Parm: Efficient Training of Large Sparsely-Activated Models with Dedicated Schedules
Xinglin Pan, Wenxiang Lin, Shaohuai Shi, Xiaowen Chu, Weinong Sun, Bo Li
TL;DR
Parm tackles the dominant communication cost in training large sparsely activated MoE models under MP+EP+ESP by introducing two dedicated schedules, S1 and S2, that pause MP to remove redundant work and replace multiple collectives with a unified one, enabling overlap between intra-node and inter-node communications. The authors formalize time costs with an alpha-beta performance model and devise an automatic selection mechanism to pick the best schedule per configuration. Through experiments on 8-GPU and 32-GPU setups and real-world BERT-Base and GPT-2 MoE variants, Parm achieves up to 5.77× speedups over DeepSpeed-MoE and ~3× on real models, demonstrating practical gains for scalable MoE training on commodity interconnects. By integrating the two schedules with an online decision policy, Parm delivers robust performance improvements without requiring advanced hardware, enhancing the viability of ever-larger sparsely-activated foundation models.
Abstract
Sparsely-activated Mixture-of-Expert (MoE) layers have found practical applications in enlarging the model size of large-scale foundation models, with only a sub-linear increase in computation demands. Despite the wide adoption of hybrid parallel paradigms like model parallelism, expert parallelism, and expert-sharding parallelism (i.e., MP+EP+ESP) to support MoE model training on GPU clusters, the training efficiency is hindered by communication costs introduced by these parallel paradigms.
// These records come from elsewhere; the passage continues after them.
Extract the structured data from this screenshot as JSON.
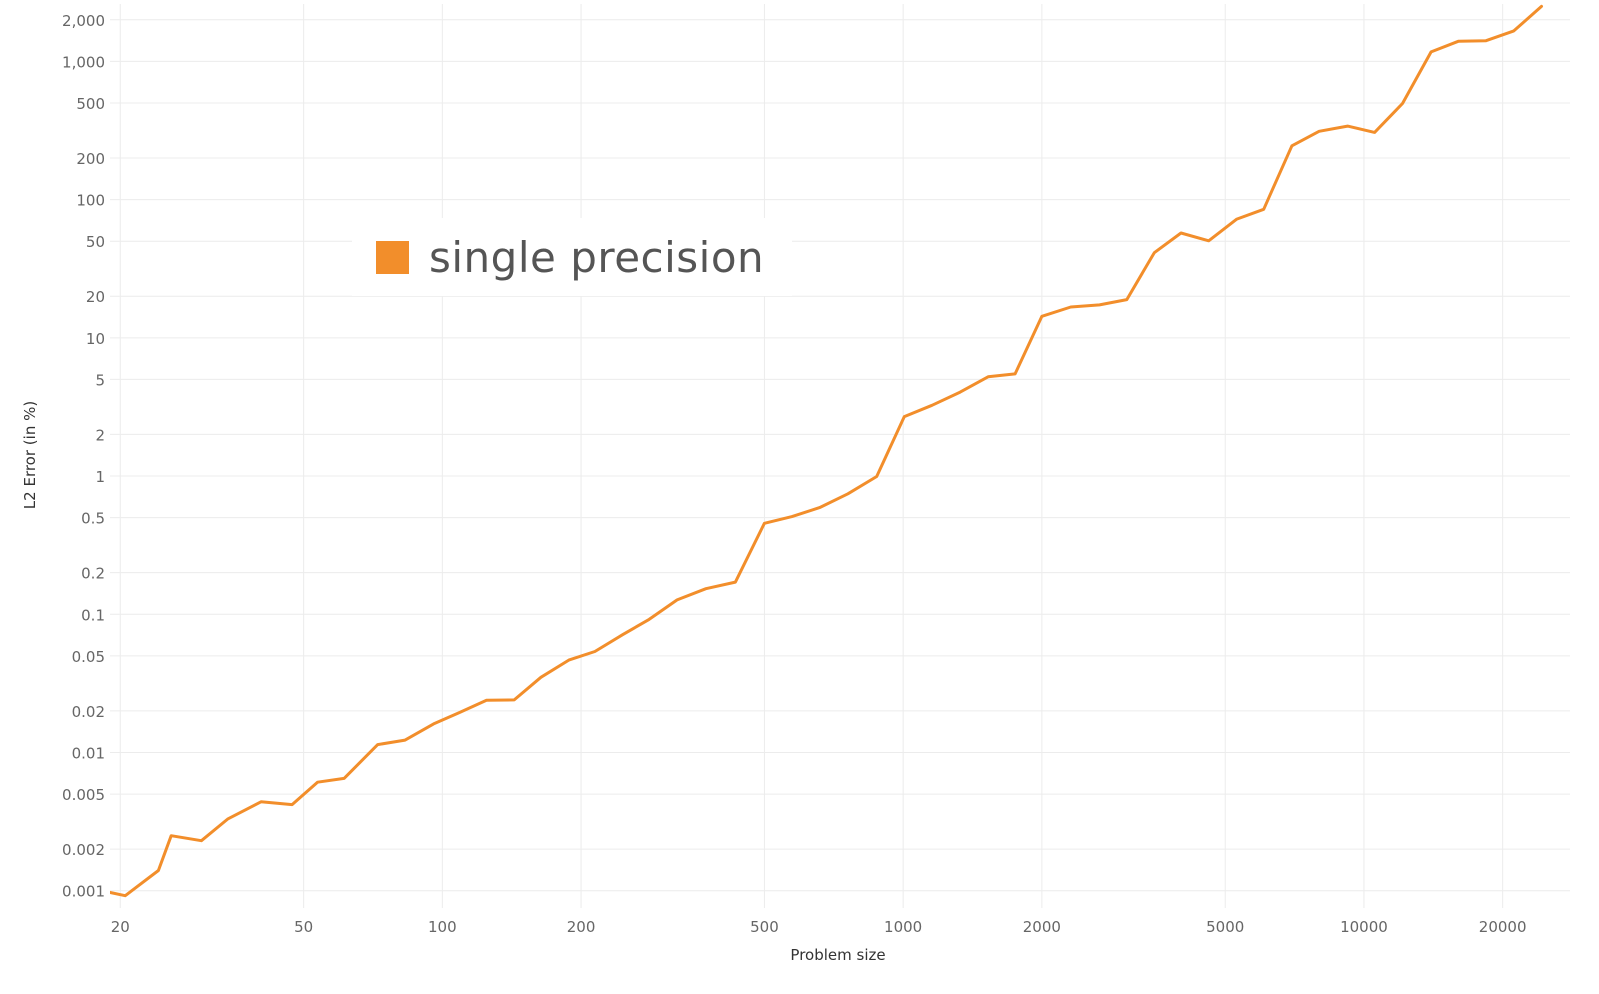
{
  "chart_data": {
    "type": "line",
    "xlabel": "Problem size",
    "ylabel": "L2 Error (in %)",
    "x_scale": "log",
    "y_scale": "log",
    "xlim": [
      19,
      28000
    ],
    "ylim": [
      0.00075,
      2600
    ],
    "grid": true,
    "legend_placement": "upper-left",
    "x_ticks": [
      {
        "value": 20,
        "label": "20"
      },
      {
        "value": 50,
        "label": "50"
      },
      {
        "value": 100,
        "label": "100"
      },
      {
        "value": 200,
        "label": "200"
      },
      {
        "value": 500,
        "label": "500"
      },
      {
        "value": 1000,
        "label": "1000"
      },
      {
        "value": 2000,
        "label": "2000"
      },
      {
        "value": 5000,
        "label": "5000"
      },
      {
        "value": 10000,
        "label": "10000"
      },
      {
        "value": 20000,
        "label": "20000"
      }
    ],
    "y_ticks": [
      {
        "value": 2000,
        "label": "2,000"
      },
      {
        "value": 1000,
        "label": "1,000"
      },
      {
        "value": 500,
        "label": "500"
      },
      {
        "value": 200,
        "label": "200"
      },
      {
        "value": 100,
        "label": "100"
      },
      {
        "value": 50,
        "label": "50"
      },
      {
        "value": 20,
        "label": "20"
      },
      {
        "value": 10,
        "label": "10"
      },
      {
        "value": 5,
        "label": "5"
      },
      {
        "value": 2,
        "label": "2"
      },
      {
        "value": 1,
        "label": "1"
      },
      {
        "value": 0.5,
        "label": "0.5"
      },
      {
        "value": 0.2,
        "label": "0.2"
      },
      {
        "value": 0.1,
        "label": "0.1"
      },
      {
        "value": 0.05,
        "label": "0.05"
      },
      {
        "value": 0.02,
        "label": "0.02"
      },
      {
        "value": 0.01,
        "label": "0.01"
      },
      {
        "value": 0.005,
        "label": "0.005"
      },
      {
        "value": 0.002,
        "label": "0.002"
      },
      {
        "value": 0.001,
        "label": "0.001"
      }
    ],
    "series": [
      {
        "name": "single precision",
        "color": "#F28E2B",
        "x": [
          18.5,
          20.5,
          24.2,
          25.8,
          30.0,
          34.2,
          40.4,
          47.2,
          53.6,
          61.2,
          72.4,
          83.0,
          95.7,
          108.7,
          124.7,
          143.2,
          163.6,
          188.1,
          214.3,
          246.1,
          281.0,
          323.2,
          373.2,
          432.4,
          500.0,
          573.7,
          658.6,
          758.6,
          876.2,
          1006.0,
          1155.0,
          1330.0,
          1529.0,
          1750.0,
          2000.0,
          2311.0,
          2667.0,
          3057.0,
          3508.0,
          4008.0,
          4604.0,
          5298.0,
          6061.0,
          6976.0,
          7992.0,
          9214.0,
          10545.0,
          12127.0,
          13986.0,
          16046.0,
          18405.0,
          21143.0,
          24287.0
        ],
        "y": [
          0.00099,
          0.00092,
          0.0014,
          0.0025,
          0.0023,
          0.0033,
          0.0044,
          0.0042,
          0.0061,
          0.0065,
          0.0114,
          0.0123,
          0.0161,
          0.0194,
          0.0239,
          0.024,
          0.035,
          0.0466,
          0.0538,
          0.0712,
          0.0918,
          0.127,
          0.153,
          0.171,
          0.455,
          0.509,
          0.591,
          0.744,
          0.993,
          2.69,
          3.25,
          4.05,
          5.22,
          5.48,
          14.3,
          16.7,
          17.3,
          18.9,
          41.3,
          57.3,
          50.3,
          72.2,
          85.0,
          245.0,
          312.0,
          340.0,
          306.0,
          496.0,
          1170.0,
          1400.0,
          1410.0,
          1660.0,
          2500.0
        ]
      }
    ]
  }
}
To address this limitation, we propose Parm, a system that accelerates MP+EP+ESP training by designing two dedicated schedules for placing communication tasks. The proposed schedules eliminate redundant computations and communications and enable overlaps between intra-node and inter-node communications, ultimately reducing the overall training time. As the two schedules are not mutually exclusive, we provide comprehensive theoretical analyses and derive an automatic and accurate solution to determine which schedule should be applied in different scenarios. Experimental results on an 8-GPU server and a 32-GPU cluster demonstrate that Parm outperforms the state-of-the-art MoE training system, DeepSpeed-MoE, achieving 1.13$\times$ to 5.77$\times$ speedup on 1296 manually configured MoE layers and approximately 3$\times$ improvement on two real-world MoE models based on BERT and GPT-2.